Aşırı düşünme sorununa batmış birisine "çok abartıyorsun bir çözümünü bulursun" demekte aynı şey. Belki şefkatli bir el  uzatılırsa karşıdaki kişinin nefes alması kolaylaşacak onun yağmuruna şemsiye tutalacaktır. Bu nedenle toplumumuzun psikolojik rahatsızlıklara karşı bakış açısı da değiştirmeli bu konuda farkındalık oluşturmalıyız. Aşırı düşünme durumuna fıtrat olarak da değinmek gerekir. Bu durum kişinin iman ve inanç durumuyla da ilgilidir. İslam dini insana kendi gücünün ötesinde bir güç olduğunu, her şeyin Allah'tan geldiğine inanmayı öğütler. Allah'a, ahiret hayatına ve kadere iman yani takvyı esas alan bu durumu ve ibadetlerin dosdoğru yapılması kişinin yükünü hafifletir. Kişi bu hastalığa yakalanmamak için sürekli teslimiyet ve tevekkülünü canlı tutmalı hayata bakış açısını bu yol  üzerine çizmelidir.
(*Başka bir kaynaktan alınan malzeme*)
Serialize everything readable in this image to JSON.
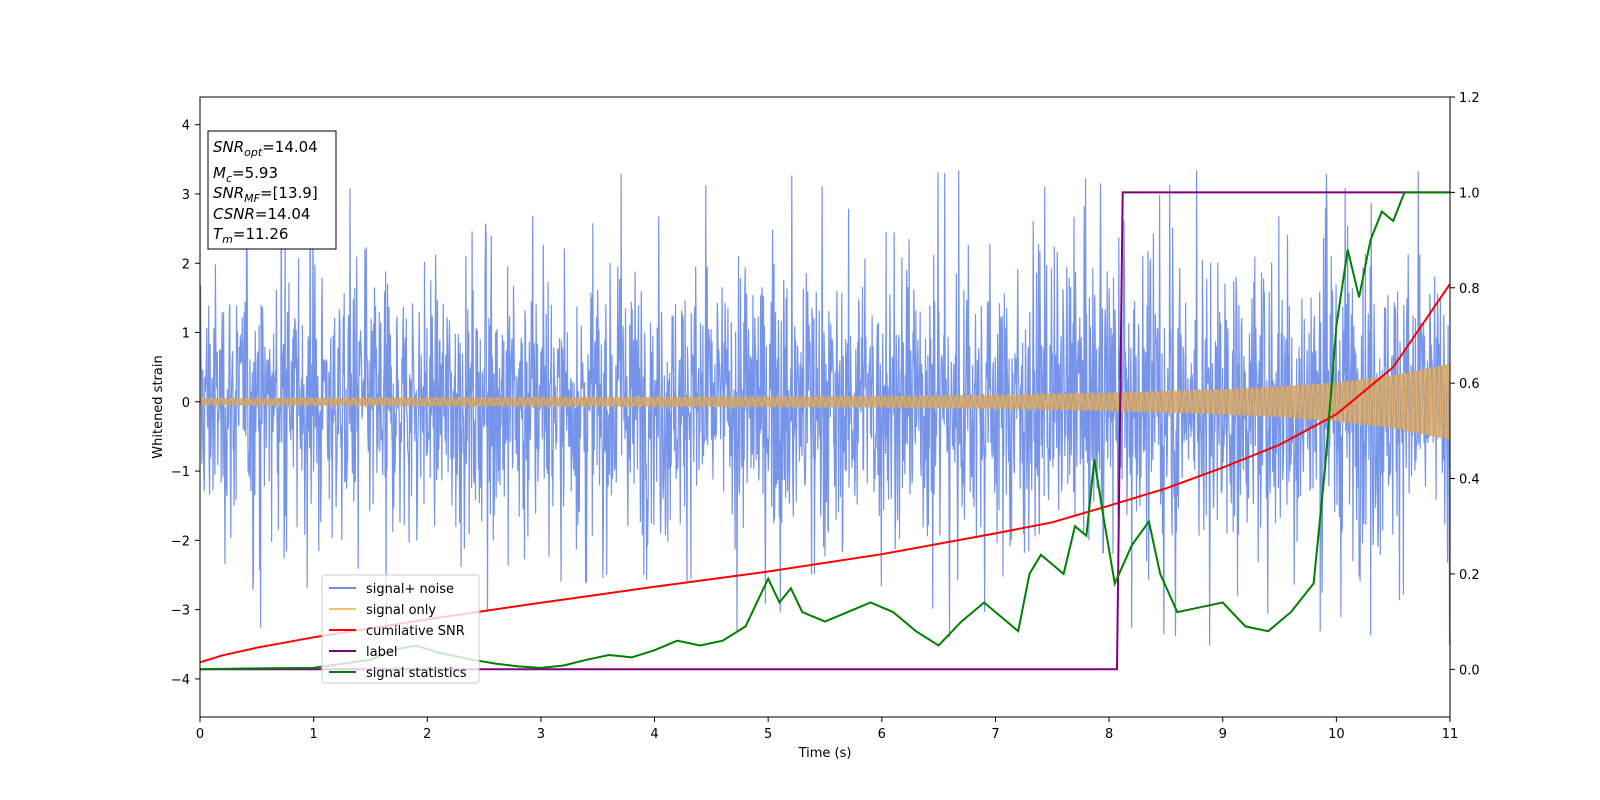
{
  "chart_data": {
    "type": "line",
    "xlabel": "Time (s)",
    "ylabel": "Whitened strain",
    "xlim": [
      0,
      11
    ],
    "ylim": [
      -4.55,
      4.4
    ],
    "y2lim": [
      -0.1,
      1.2
    ],
    "x_ticks": [
      "0",
      "1",
      "2",
      "3",
      "4",
      "5",
      "6",
      "7",
      "8",
      "9",
      "10",
      "11"
    ],
    "y_ticks": [
      "−4",
      "−3",
      "−2",
      "−1",
      "0",
      "1",
      "2",
      "3",
      "4"
    ],
    "y2_ticks": [
      "0.0",
      "0.2",
      "0.4",
      "0.6",
      "0.8",
      "1.0",
      "1.2"
    ],
    "grid": false,
    "legend_position": "lower-left",
    "annotation": {
      "line1": {
        "sym": "SNR",
        "sub": "opt",
        "val": "=14.04"
      },
      "line2": {
        "sym": "M",
        "sub": "c",
        "val": "=5.93"
      },
      "line3": {
        "sym": "SNR",
        "sub": "MF",
        "val": "=[13.9]"
      },
      "line4": {
        "sym": "CSNR",
        "sub": "",
        "val": "=14.04"
      },
      "line5": {
        "sym": "T",
        "sub": "m",
        "val": "=11.26"
      }
    },
    "series": [
      {
        "name": "signal+ noise",
        "axis": "left",
        "color": "#6f8ee8",
        "description_of_generation": "noise envelope",
        "envelope": {
          "x": [
            0,
            2,
            4,
            6,
            8,
            9,
            10,
            11
          ],
          "typical_amplitude": [
            2.1,
            2.1,
            2.2,
            2.2,
            2.3,
            2.3,
            2.4,
            2.4
          ],
          "peak_max": 3.78,
          "peak_min": -3.9
        }
      },
      {
        "name": "signal only",
        "axis": "left",
        "color": "#f7be6c",
        "envelope": {
          "x": [
            0,
            2,
            4,
            6,
            7,
            8,
            9,
            9.5,
            10,
            10.5,
            11
          ],
          "amplitude": [
            0.05,
            0.06,
            0.07,
            0.08,
            0.1,
            0.13,
            0.18,
            0.22,
            0.28,
            0.38,
            0.55
          ]
        }
      },
      {
        "name": "cumilative SNR",
        "axis": "left",
        "color": "#ff0000",
        "x": [
          0,
          0.2,
          0.5,
          1,
          2,
          3,
          4,
          5,
          6,
          7,
          7.5,
          8,
          8.5,
          9,
          9.5,
          10,
          10.5,
          11
        ],
        "y": [
          -3.76,
          -3.66,
          -3.55,
          -3.4,
          -3.14,
          -2.9,
          -2.67,
          -2.45,
          -2.2,
          -1.9,
          -1.74,
          -1.5,
          -1.25,
          -0.95,
          -0.62,
          -0.18,
          0.5,
          1.7
        ]
      },
      {
        "name": "label",
        "axis": "right",
        "color": "#800080",
        "x": [
          0,
          8.07,
          8.12,
          11
        ],
        "y": [
          0,
          0,
          1,
          1
        ]
      },
      {
        "name": "signal statistics",
        "axis": "right",
        "color": "#008000",
        "x": [
          0,
          0.5,
          1,
          1.5,
          1.7,
          1.9,
          2.1,
          2.2,
          2.4,
          2.6,
          2.8,
          3.0,
          3.2,
          3.4,
          3.6,
          3.8,
          4.0,
          4.2,
          4.4,
          4.6,
          4.8,
          5.0,
          5.1,
          5.2,
          5.3,
          5.5,
          5.7,
          5.9,
          6.1,
          6.3,
          6.5,
          6.7,
          6.9,
          7.0,
          7.2,
          7.3,
          7.4,
          7.5,
          7.6,
          7.7,
          7.8,
          7.87,
          7.95,
          8.05,
          8.2,
          8.35,
          8.45,
          8.6,
          8.8,
          9.0,
          9.2,
          9.4,
          9.6,
          9.8,
          9.9,
          10.0,
          10.1,
          10.2,
          10.3,
          10.4,
          10.5,
          10.6,
          10.7,
          11.0
        ],
        "y": [
          0.0,
          0.002,
          0.003,
          0.02,
          0.04,
          0.05,
          0.035,
          0.03,
          0.02,
          0.012,
          0.006,
          0.003,
          0.008,
          0.02,
          0.03,
          0.025,
          0.04,
          0.06,
          0.05,
          0.06,
          0.09,
          0.19,
          0.14,
          0.17,
          0.12,
          0.1,
          0.12,
          0.14,
          0.12,
          0.08,
          0.05,
          0.1,
          0.14,
          0.12,
          0.08,
          0.2,
          0.24,
          0.22,
          0.2,
          0.3,
          0.28,
          0.44,
          0.32,
          0.18,
          0.26,
          0.31,
          0.2,
          0.12,
          0.13,
          0.14,
          0.09,
          0.08,
          0.12,
          0.18,
          0.42,
          0.72,
          0.88,
          0.78,
          0.9,
          0.96,
          0.94,
          1.0,
          1.0,
          1.0
        ]
      }
    ]
  }
}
Şuan Filistin'de de gördüğümüz üzere yaşanan akıl almaz katliamlar karşısında insanların özellikle çocukların bile vakur bir tavır göstermesi tabiki de onların imanlarından kaynaklıdır.
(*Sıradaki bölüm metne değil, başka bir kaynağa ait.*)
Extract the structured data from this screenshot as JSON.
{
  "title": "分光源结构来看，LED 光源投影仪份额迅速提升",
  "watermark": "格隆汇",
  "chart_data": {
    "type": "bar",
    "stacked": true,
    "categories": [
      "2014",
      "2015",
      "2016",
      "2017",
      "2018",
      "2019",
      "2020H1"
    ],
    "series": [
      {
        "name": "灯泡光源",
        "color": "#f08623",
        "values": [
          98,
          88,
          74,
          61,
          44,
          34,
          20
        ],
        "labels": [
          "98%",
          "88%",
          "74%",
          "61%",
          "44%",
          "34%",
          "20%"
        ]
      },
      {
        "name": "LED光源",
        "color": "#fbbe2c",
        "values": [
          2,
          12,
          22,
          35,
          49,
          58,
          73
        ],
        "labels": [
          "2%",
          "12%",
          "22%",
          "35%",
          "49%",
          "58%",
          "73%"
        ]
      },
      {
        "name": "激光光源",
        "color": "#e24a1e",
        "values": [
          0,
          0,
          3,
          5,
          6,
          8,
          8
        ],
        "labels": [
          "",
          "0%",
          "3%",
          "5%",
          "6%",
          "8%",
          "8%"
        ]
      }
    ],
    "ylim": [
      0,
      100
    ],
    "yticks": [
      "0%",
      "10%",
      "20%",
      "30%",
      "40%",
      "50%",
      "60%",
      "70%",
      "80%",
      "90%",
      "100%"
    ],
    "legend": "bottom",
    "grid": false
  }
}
Uzun zamandan beri bu olumsuz psikolojik durumu yaşayanlara bireysel olarak dikkat etmeleri gereken şu tavsiyeleri önerebiliriz.


1.FARKINDALIK KAZANMA 
Kendinizi bir düşünce karmaşıklığında bulduğunuz zaman bunun farkına varmak ilk adımdır. Bu durumda süreci durdurmak için çabalamaya başlamak gerekir.

2. TEVEKKÜL VE TESLİMİYET 
Bu iki kelime zihni aşırı düşünmekten kurtarmada önemli bir yere sahiptir. Olayların akışında, kontrol sahibi olma çabasından insanı kurtarır ve Allah'a güvenmeyi sağlar. Tevekkül  her şeyin bir plan dahilinde gerçekleştiğini ve her olayın bir hikmetinin olduğunu farkettirir.

3. SABIR 
Manevi yaklaşımlara göre sabır için " zamanı gelmeyen bir şeyin peşine düşmek suya tohum atmak gibidir." tanımı yapılır. Her şeyin bir vaktinin olduğunu kabul etmek aşırı düşünmenin etkilerini hafifletir. 

4. ZİKİR VE ŞÜKÜR
Evrendeki herşey, bir küçük buğday tanesi bile Rabbini zikrederken belki de insan için rahatlatıcı şeylerden biri de zikir olacaktır. İnsanın fıtratına denge getirecek, sürekli Rabbini anması kişinin zihninin boş düşüncelerle dolmasını engelleyecek, âna odaklanmasını sağlayacaktır. Şükür ile de mevcut durumu kabullenerek sahip olduklarıyla mutlu olmasına yardımcı olacaktır.

5. DÜŞÜNCELERİ YAZMAK
Zihninizdekileri boş bir kağıda aktarıp somutlaştırmak objektif bir bakış açısı kazandırır. Böylece doğruyu yanlıştan ayırt etmek kolaylaşır. Üzerine olumlu fikirler eklemek kolaylaşır ki bu da sorundan daha hızlı çıkmanızı sağlar. Örneğin bardaktaki kirli bir suyu temizlemek için içindeki pislikleri çıkarmak çok emek sarfettirir. Fakat tam bir temızleme sağlamaz. Lakin kir dolu bardağa temiz su dökerseniz kirler kendiliğinden bardağın dışına akar ve bir müddet sonra su tamamen berraklaşır.

6. HAREKETE GEÇMEK
Herhangi bir şeylerle ilgilenmek, farklı alanlara yönelmek zihindeki karmaşayı hafifletir ve düşünce döngüsünü kırabılır.

Tüm bu saydıklarım kişinin kendi kendini tedavi etmesiyle mümkündür ama unutulmamalıdır ki yukarda da belirttiğimiz gibi hekim tedavisi ve bu konuda sosyal cevrenin ilgisi ve sorumlulukları da gözardı edilmemelidir.